Soma just got a new soundtrack. Suno, the AI startup that turns short text prompts into full songs, quietly opened an office in downtown San Francisco last week, planting its flag in the South of Market neighborhood as it ramps up hiring and expands its machine learning work.
New SoMa Hub and What Suno Says
According to Axios, the new office, which opened last week, sits near Mission and 2nd streets. Co-founder and CTO Georg Kucsko told Axios that opening doors in San Francisco will be critical as we continue to scale. Axios also reported that Suno, which launched in 2023 and is headquartered in Cambridge, plans to grow headcount by about 70% and expects to double its workforce this year.
Hiring Push in SoMa
Local job listings point to an active recruitment drive for engineers, product designers and machine learning researchers based in San Francisco. Roles posted on Built In San Francisco and listings on Indeed list San Francisco as the required location and note that some positions will be on site while the precise office address is finalized.
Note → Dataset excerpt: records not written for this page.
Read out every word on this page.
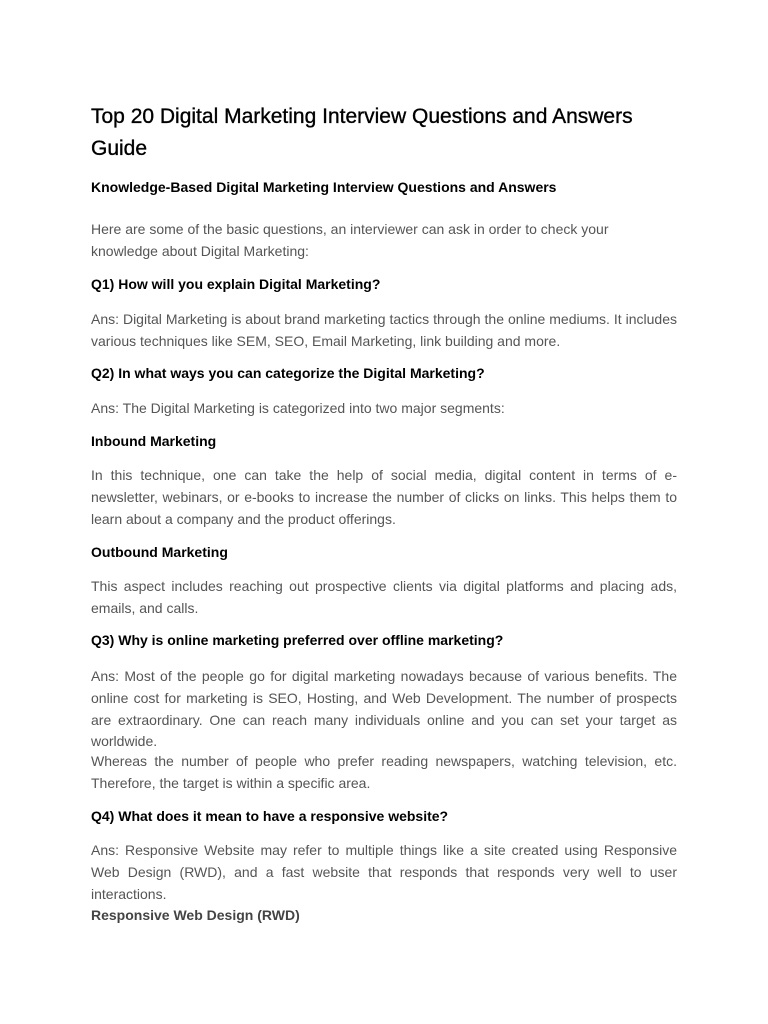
Top 20 Digital Marketing Interview Questions and Answers Guide
Knowledge-Based Digital Marketing Interview Questions and Answers

Here are some of the basic questions, an interviewer can ask in order to check your knowledge about Digital Marketing:

Q1) How will you explain Digital Marketing?

Ans: Digital Marketing is about brand marketing tactics through the online mediums. It includes various techniques like SEM, SEO, Email Marketing, link building and more.

Q2) In what ways you can categorize the Digital Marketing?

Ans: The Digital Marketing is categorized into two major segments:

Inbound Marketing

In this technique, one can take the help of social media, digital content in terms of e-newsletter, webinars, or e-books to increase the number of clicks on links. This helps them to learn about a company and the product offerings.

Outbound Marketing

This aspect includes reaching out prospective clients via digital platforms and placing ads, emails, and calls.

Q3) Why is online marketing preferred over offline marketing?

Ans: Most of the people go for digital marketing nowadays because of various benefits. The online cost for marketing is SEO, Hosting, and Web Development. The number of prospects are extraordinary. One can reach many individuals online and you can set your target as worldwide.

Whereas the number of people who prefer reading newspapers, watching television, etc. Therefore, the target is within a specific area.

Q4) What does it mean to have a responsive website?

Ans: Responsive Website may refer to multiple things like a site created using Responsive Web Design (RWD), and a fast website that responds that responds very well to user interactions.

Responsive Web Design (RWD)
How the Music Industry Has Reacted
Suno's expansion comes as the company continues to navigate major disputes over how AI models are trained and used. The Recording Industry Association of America sued Suno in 2024, and Warner Music Group reached a settlement with the startup in November 2025, according to TechCrunch, in a deal that included plans to develop licensed models with the label.
Why San Francisco Matters
San Francisco's office market has shown renewed leasing momentum, and AI firms are among the tenants driving demand. Reporting from The Real Deal documents a pickup in leasing and absorption that makes opening a local hub more attractive for startups hunting talent and studio space.
Company Stance and Product Guardrails
Suno frames its tools as a way to help people make new music and has rolled out features intended to give creators control, including voice verification and custom models. The company outlines those capabilities and asks users to report suspected copyright issues on its own pages; Suno also says it will not fulfill prompts that request non-AI recordings or the exact likeness of specific artists, per Suno and the Suno Help Center.
For San Francisco, Suno's arrival is described as another sign that AI startups are once again opening physical hubs to hire specialized talent and build product teams in person. Axios' reporting suggests more local hires are likely as the company scales its machine learning groups in the months ahead.